Last fall, Pallett signed on for Arcade Fire’s Reflektor tour, after years of maintaining an arm’s-length distance to focus on his own music. Because of the way that band can afford to tour now, he says, “I knew I’d have time to myself and time to go to the gym and eat well, and I’d be able to reposition, mentally, for my own solo music.” The subject gets his neuroses firing, unmasking the self-lacerating Internet lurker behind the confident artist. Taking the job, he says, would mean “I wouldn’t get so bent out of shape if somebody posted a negative YouTube comment, because I’d be thinking about how everyone would see that comment and now no one is going to buy tickets to my show and I won’t be able to make rent, you know?
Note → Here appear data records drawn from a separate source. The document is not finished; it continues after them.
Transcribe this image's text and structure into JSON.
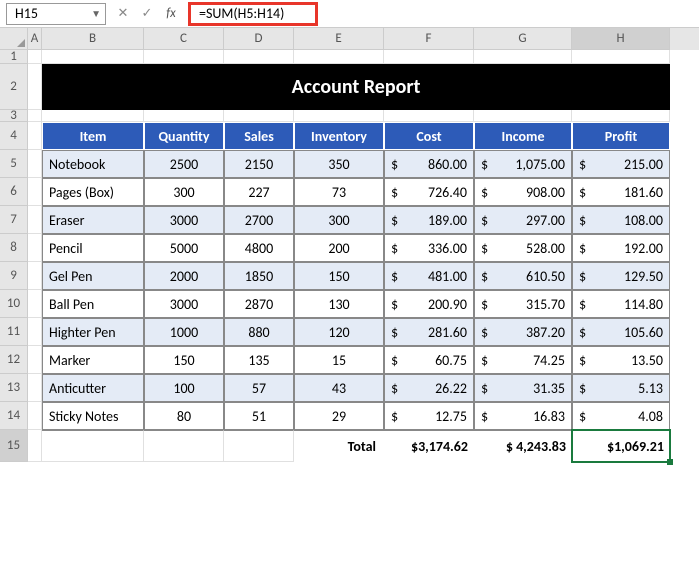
{
  "name_box": "H15",
  "formula": "=SUM(H5:H14)",
  "columns": [
    "A",
    "B",
    "C",
    "D",
    "E",
    "F",
    "G",
    "H"
  ],
  "rows": [
    "1",
    "2",
    "3",
    "4",
    "5",
    "6",
    "7",
    "8",
    "9",
    "10",
    "11",
    "12",
    "13",
    "14",
    "15"
  ],
  "title": "Account Report",
  "headers": [
    "Item",
    "Quantity",
    "Sales",
    "Inventory",
    "Cost",
    "Income",
    "Profit"
  ],
  "data": [
    {
      "item": "Notebook",
      "qty": "2500",
      "sales": "2150",
      "inv": "350",
      "cost": "860.00",
      "income": "1,075.00",
      "profit": "215.00"
    },
    {
      "item": "Pages (Box)",
      "qty": "300",
      "sales": "227",
      "inv": "73",
      "cost": "726.40",
      "income": "908.00",
      "profit": "181.60"
    },
    {
      "item": "Eraser",
      "qty": "3000",
      "sales": "2700",
      "inv": "300",
      "cost": "189.00",
      "income": "297.00",
      "profit": "108.00"
    },
    {
      "item": "Pencil",
      "qty": "5000",
      "sales": "4800",
      "inv": "200",
      "cost": "336.00",
      "income": "528.00",
      "profit": "192.00"
    },
    {
      "item": "Gel Pen",
      "qty": "2000",
      "sales": "1850",
      "inv": "150",
      "cost": "481.00",
      "income": "610.50",
      "profit": "129.50"
    },
    {
      "item": "Ball Pen",
      "qty": "3000",
      "sales": "2870",
      "inv": "130",
      "cost": "200.90",
      "income": "315.70",
      "profit": "114.80"
    },
    {
      "item": "Highter Pen",
      "qty": "1000",
      "sales": "880",
      "inv": "120",
      "cost": "281.60",
      "income": "387.20",
      "profit": "105.60"
    },
    {
      "item": "Marker",
      "qty": "150",
      "sales": "135",
      "inv": "15",
      "cost": "60.75",
      "income": "74.25",
      "profit": "13.50"
    },
    {
      "item": "Anticutter",
      "qty": "100",
      "sales": "57",
      "inv": "43",
      "cost": "26.22",
      "income": "31.35",
      "profit": "5.13"
    },
    {
      "item": "Sticky Notes",
      "qty": "80",
      "sales": "51",
      "inv": "29",
      "cost": "12.75",
      "income": "16.83",
      "profit": "4.08"
    }
  ],
  "totals": {
    "label": "Total",
    "cost": "$3,174.62",
    "income": "$ 4,243.83",
    "profit": "$1,069.21"
  },
  "currency": "$",
  "active_col": "H",
  "active_row": "15"
}
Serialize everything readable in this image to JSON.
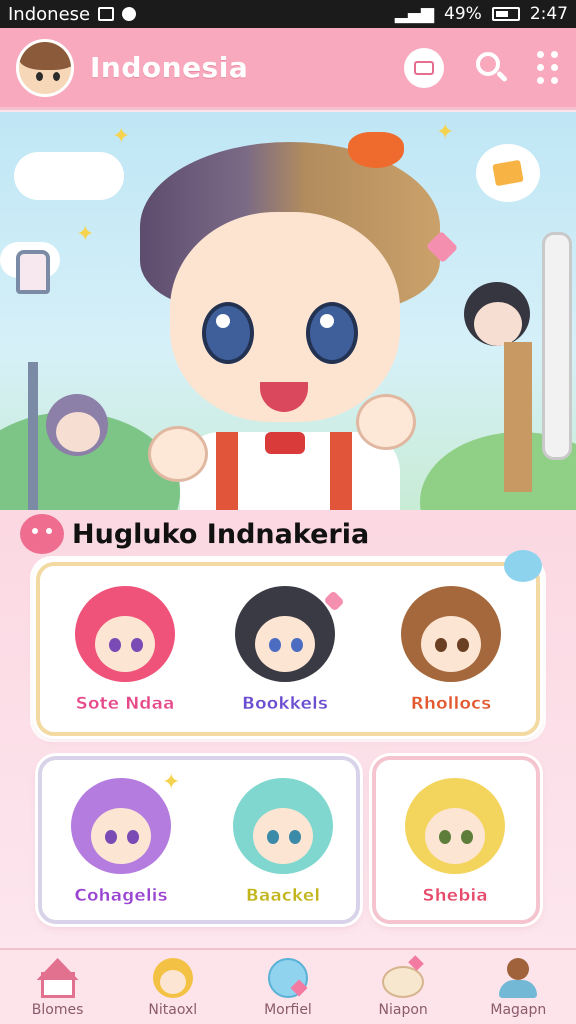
{
  "status_bar": {
    "carrier": "Indonese",
    "battery": "49%",
    "time": "2:47"
  },
  "app_bar": {
    "title": "Indonesia"
  },
  "section": {
    "title": "Hugluko Indnakeria"
  },
  "characters_top": [
    {
      "name": "Sote Ndaa",
      "hair": "#f0537a"
    },
    {
      "name": "Bookkels",
      "hair": "#3a3a44"
    },
    {
      "name": "Rhollocs",
      "hair": "#a5683c"
    }
  ],
  "characters_bottom": [
    {
      "name": "Cohagelis",
      "hair": "#b57ce0"
    },
    {
      "name": "Baackel",
      "hair": "#7fd7cf"
    },
    {
      "name": "Shebia",
      "hair": "#f3d45c"
    }
  ],
  "bottom_nav": [
    {
      "label": "Blomes",
      "icon": "house-icon"
    },
    {
      "label": "Nitaoxl",
      "icon": "chibi-avatar-icon"
    },
    {
      "label": "Morfiel",
      "icon": "bubble-heart-icon"
    },
    {
      "label": "Niapon",
      "icon": "bear-mascot-icon"
    },
    {
      "label": "Magapn",
      "icon": "profile-avatar-icon"
    }
  ],
  "colors": {
    "brand_pink": "#f8a9bd",
    "label_pink": "#e64a8a",
    "background": "#fde3ea"
  }
}
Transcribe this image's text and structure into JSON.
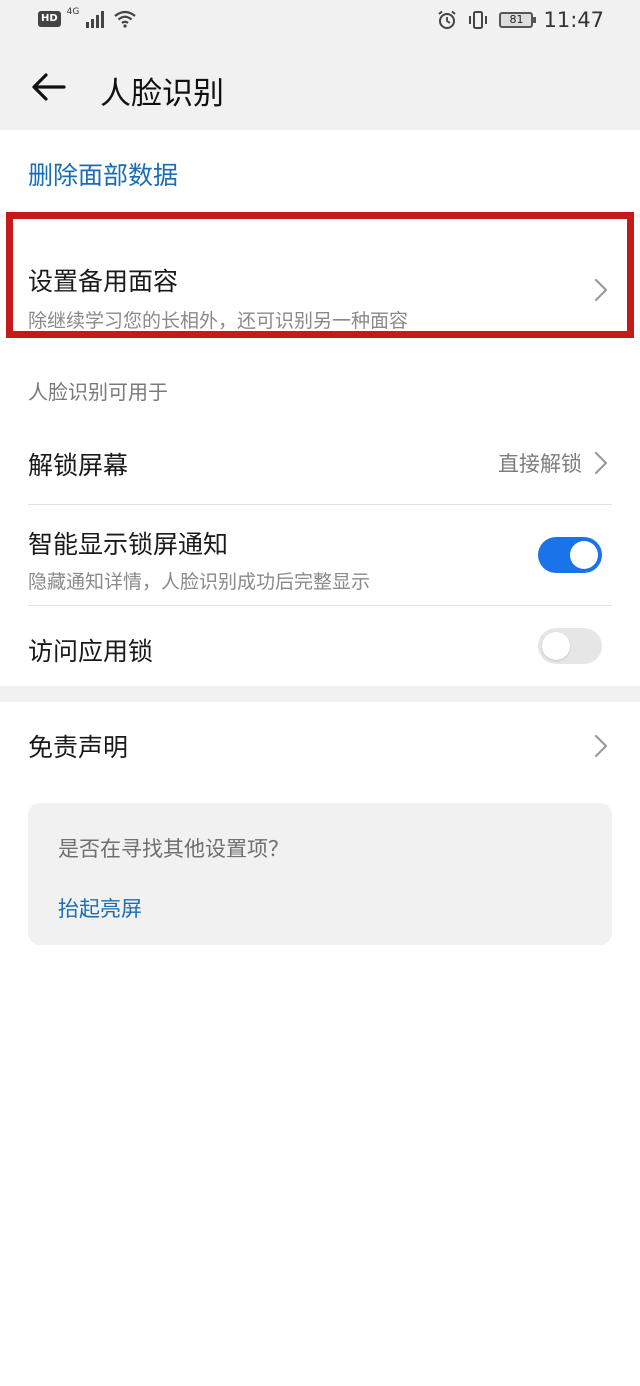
{
  "status_bar": {
    "hd": "HD",
    "network": "4G",
    "battery": "81",
    "time": "11:47"
  },
  "app_bar": {
    "title": "人脸识别"
  },
  "delete_face_data": "删除面部数据",
  "backup_face": {
    "title": "设置备用面容",
    "subtitle": "除继续学习您的长相外，还可识别另一种面容"
  },
  "usage_section": {
    "header": "人脸识别可用于",
    "unlock_screen": {
      "title": "解锁屏幕",
      "value": "直接解锁"
    },
    "smart_notify": {
      "title": "智能显示锁屏通知",
      "subtitle": "隐藏通知详情，人脸识别成功后完整显示",
      "enabled": true
    },
    "app_lock": {
      "title": "访问应用锁",
      "enabled": false
    }
  },
  "disclaimer": "免责声明",
  "suggestions": {
    "question": "是否在寻找其他设置项？",
    "link": "抬起亮屏"
  },
  "colors": {
    "accent": "#1a73e8",
    "link": "#1a6db3",
    "highlight": "#c41a1a"
  }
}
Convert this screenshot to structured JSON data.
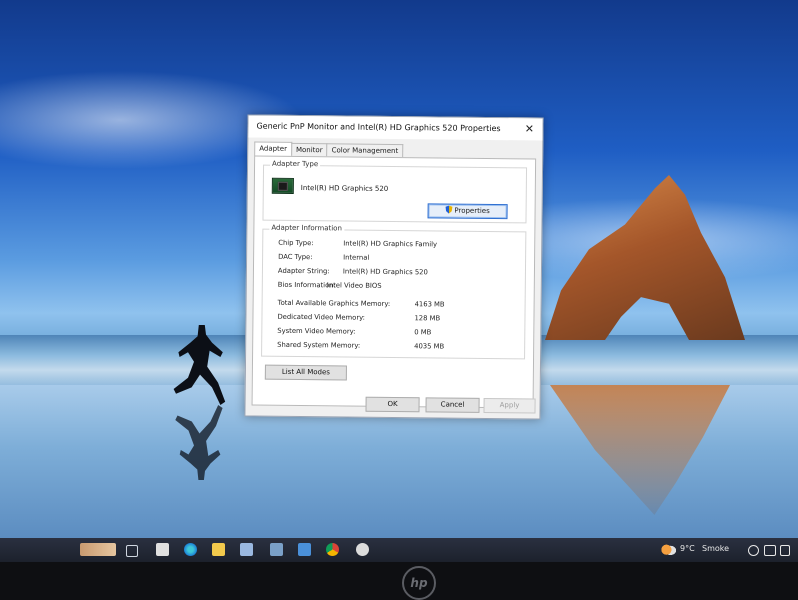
{
  "dialog": {
    "title": "Generic PnP Monitor and Intel(R) HD Graphics 520 Properties",
    "close_label": "✕",
    "tabs": [
      "Adapter",
      "Monitor",
      "Color Management"
    ],
    "active_tab": "Adapter",
    "adapter_type": {
      "group_label": "Adapter Type",
      "name": "Intel(R) HD Graphics 520",
      "properties_button": "Properties"
    },
    "adapter_info": {
      "group_label": "Adapter Information",
      "rows": [
        {
          "label": "Chip Type:",
          "value": "Intel(R) HD Graphics Family"
        },
        {
          "label": "DAC Type:",
          "value": "Internal"
        },
        {
          "label": "Adapter String:",
          "value": "Intel(R) HD Graphics 520"
        },
        {
          "label": "Bios Information:",
          "value": "Intel Video BIOS"
        }
      ]
    },
    "memory": [
      {
        "label": "Total Available Graphics Memory:",
        "value": "4163 MB"
      },
      {
        "label": "Dedicated Video Memory:",
        "value": "128 MB"
      },
      {
        "label": "System Video Memory:",
        "value": "0 MB"
      },
      {
        "label": "Shared System Memory:",
        "value": "4035 MB"
      }
    ],
    "list_modes_button": "List All Modes",
    "ok_button": "OK",
    "cancel_button": "Cancel",
    "apply_button": "Apply"
  },
  "taskbar": {
    "icons": [
      "task-view-icon",
      "file-icon",
      "edge-icon",
      "explorer-icon",
      "store-icon",
      "app-icon",
      "monitor-icon",
      "chrome-icon",
      "settings-icon"
    ],
    "weather": {
      "temperature": "9°C",
      "condition": "Smoke"
    }
  },
  "laptop": {
    "brand": "hp"
  },
  "colors": {
    "accent": "#2f6fd1",
    "taskbar": "#1c212c"
  }
}
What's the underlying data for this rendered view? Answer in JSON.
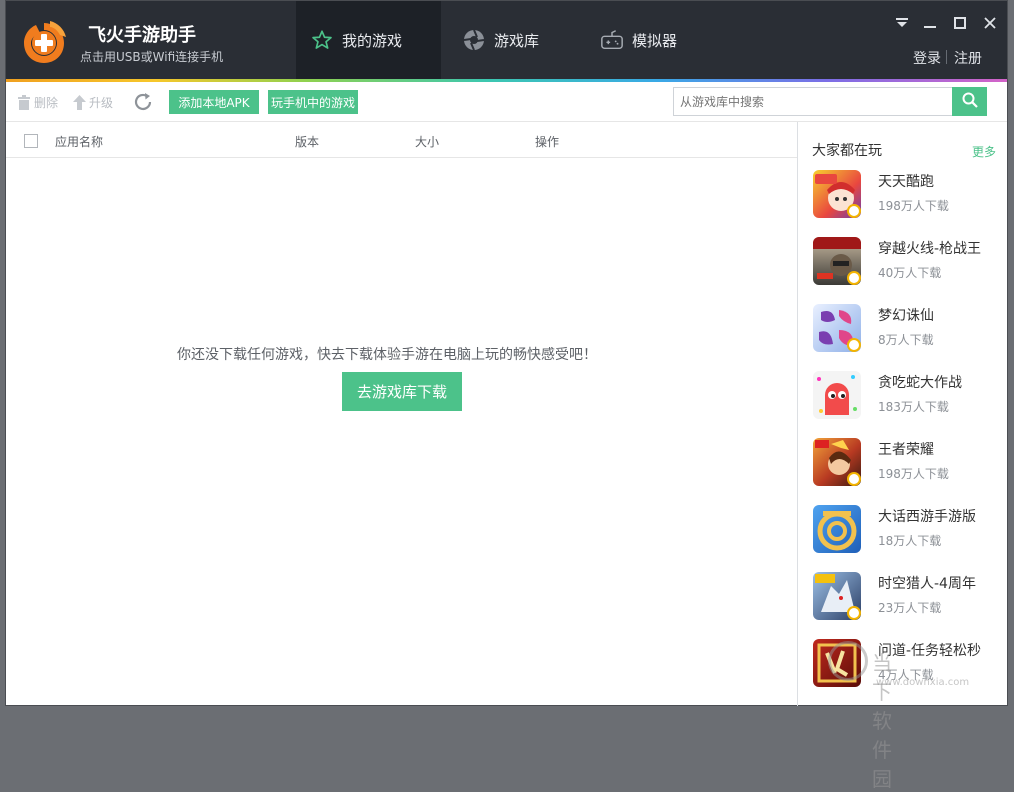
{
  "app": {
    "name": "飞火手游助手",
    "subtitle": "点击用USB或Wifi连接手机",
    "brand_color": "#f07c1e",
    "accent_color": "#4cc28a"
  },
  "nav": {
    "tabs": [
      {
        "label": "我的游戏",
        "icon": "star-icon",
        "active": true
      },
      {
        "label": "游戏库",
        "icon": "aperture-icon",
        "active": false
      },
      {
        "label": "模拟器",
        "icon": "gamepad-icon",
        "active": false
      }
    ]
  },
  "window_controls": {
    "menu": "▼",
    "minimize": "—",
    "maximize": "□",
    "close": "✕"
  },
  "auth": {
    "login": "登录",
    "register": "注册"
  },
  "toolbar": {
    "delete_label": "删除",
    "upgrade_label": "升级",
    "add_apk_label": "添加本地APK",
    "phone_games_label": "玩手机中的游戏",
    "search_placeholder": "从游戏库中搜索"
  },
  "table": {
    "columns": [
      "应用名称",
      "版本",
      "大小",
      "操作"
    ]
  },
  "empty_state": {
    "message": "你还没下载任何游戏，快去下载体验手游在电脑上玩的畅快感受吧！",
    "button": "去游戏库下载"
  },
  "sidebar": {
    "title": "大家都在玩",
    "more": "更多",
    "games": [
      {
        "name": "天天酷跑",
        "downloads": "198万人下载",
        "color": "#e9473f"
      },
      {
        "name": "穿越火线-枪战王",
        "downloads": "40万人下载",
        "color": "#3b3a36"
      },
      {
        "name": "梦幻诛仙",
        "downloads": "8万人下载",
        "color": "#8fb0e8"
      },
      {
        "name": "贪吃蛇大作战",
        "downloads": "183万人下载",
        "color": "#f2f2f2"
      },
      {
        "name": "王者荣耀",
        "downloads": "198万人下载",
        "color": "#b83a22"
      },
      {
        "name": "大话西游手游版",
        "downloads": "18万人下载",
        "color": "#2b7bd6"
      },
      {
        "name": "时空猎人-4周年",
        "downloads": "23万人下载",
        "color": "#5a7fa8"
      },
      {
        "name": "问道-任务轻松秒",
        "downloads": "4万人下载",
        "color": "#8a1a12"
      }
    ]
  },
  "watermark": {
    "text": "当下软件园",
    "url": "www.downxia.com"
  }
}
People who aren’t pro musicians don’t know how crazy-making it is to write songs for a living, to sell yourself for a living.”

In Conflict finds Pallett reuniting with his Les Mouches bandmates, making his new material sound more visceral than esoteric. Pallett has a conflicted relationship with beauty. He knows people come to see a classically influenced solo violinist sing nice songs; that’s certainly what appealed to the Vinyl Café audience way back when. He now also plays more keyboards than he does violin; there is still, of course, plenty of orchestration. “There’s a part of myself always resisting the urge to make pretty violin music,” says Pallett, “not that I have that urge—I don’t. I’m so glad there are other people out there making that music so I don’t have to.”